The County Council is also slated to vote on a $12.5 million general obligation bond to pay for the new building. Bill 83 is going straight to the County Council without committee review, because of the need to move quickly, Finance Director Deanna Sako said.

“Co-locating the prosecutor’s office with other county offices on the West Hawaii Civic Center campus will benefit the county with savings by using the economy of scale,” Mayor Harry Kim said in a Nov. 15 correspondence to the council. “Some examples of such savings would be in owning the building rather than renting, reduced travel mileage and time and using shared resources with other departments on the campus.”

Sako said the new bond issuance would bring the county’s debt service — the amount it spends annually on principal and interest — up to 13 percent of total expenditures. That’s within Government Finance Officers Association standards that debt service be below 15 percent of total expenditures.

Sako said the bond issue won’t significantly raise the debt service because annual payments, and sometimes refinancing at lower interest rates, have reduced the debt as new debt is added.

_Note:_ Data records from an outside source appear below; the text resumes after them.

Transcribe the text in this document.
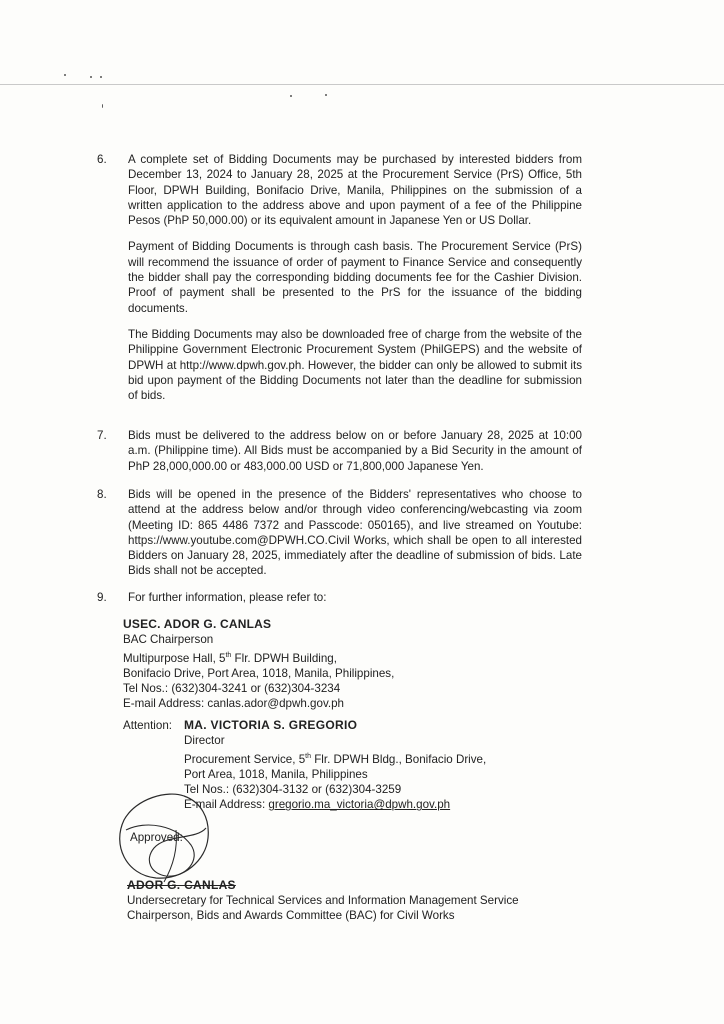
6. A complete set of Bidding Documents may be purchased by interested bidders from December 13, 2024 to January 28, 2025 at the Procurement Service (PrS) Office, 5th Floor, DPWH Building, Bonifacio Drive, Manila, Philippines on the submission of a written application to the address above and upon payment of a fee of the Philippine Pesos (PhP 50,000.00) or its equivalent amount in Japanese Yen or US Dollar.

Payment of Bidding Documents is through cash basis. The Procurement Service (PrS) will recommend the issuance of order of payment to Finance Service and consequently the bidder shall pay the corresponding bidding documents fee for the Cashier Division. Proof of payment shall be presented to the PrS for the issuance of the bidding documents.

The Bidding Documents may also be downloaded free of charge from the website of the Philippine Government Electronic Procurement System (PhilGEPS) and the website of DPWH at http://www.dpwh.gov.ph. However, the bidder can only be allowed to submit its bid upon payment of the Bidding Documents not later than the deadline for submission of bids.

7. Bids must be delivered to the address below on or before January 28, 2025 at 10:00 a.m. (Philippine time). All Bids must be accompanied by a Bid Security in the amount of PhP 28,000,000.00 or 483,000.00 USD or 71,800,000 Japanese Yen.

8. Bids will be opened in the presence of the Bidders' representatives who choose to attend at the address below and/or through video conferencing/webcasting via zoom (Meeting ID: 865 4486 7372 and Passcode: 050165), and live streamed on Youtube: https://www.youtube.com@DPWH.CO.Civil Works, which shall be open to all interested Bidders on January 28, 2025, immediately after the deadline of submission of bids. Late Bids shall not be accepted.

9. For further information, please refer to:

USEC. ADOR G. CANLAS
BAC Chairperson
Multipurpose Hall, 5th Flr. DPWH Building,
Bonifacio Drive, Port Area, 1018, Manila, Philippines,
Tel Nos.: (632)304-3241 or (632)304-3234
E-mail Address: canlas.ador@dpwh.gov.ph
Attention: MA. VICTORIA S. GREGORIO
Director
Procurement Service, 5th Flr. DPWH Bldg., Bonifacio Drive,
Port Area, 1018, Manila, Philippines
Tel Nos.: (632)304-3132 or (632)304-3259
E-mail Address: gregorio.ma_victoria@dpwh.gov.ph
Approved:
ADOR G. CANLAS
Undersecretary for Technical Services and Information Management Service
Chairperson, Bids and Awards Committee (BAC) for Civil Works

“It’s been hovering right around there for the last few years,” Sako said.

The new 140,000-square-foot courthouse, a state project, is scheduled to be complete in the middle of 2019 near the Makalapua Shopping Center. The $90 million project will give West Hawaii a three-story facility with five courtrooms, a law library, self-help center, conference rooms, holding cells, witness rooms, attorney interview rooms, and a grand jury meeting room.

The eight-building West Hawaii Civic Center complex, on 7 acres near the intersection of Ane Keohokalole Highway and Kealakahe Parkway, encompasses 22 county agencies plus a state agency in 85,000 square feet of space. Completed in 2011, it cost $50.5 million.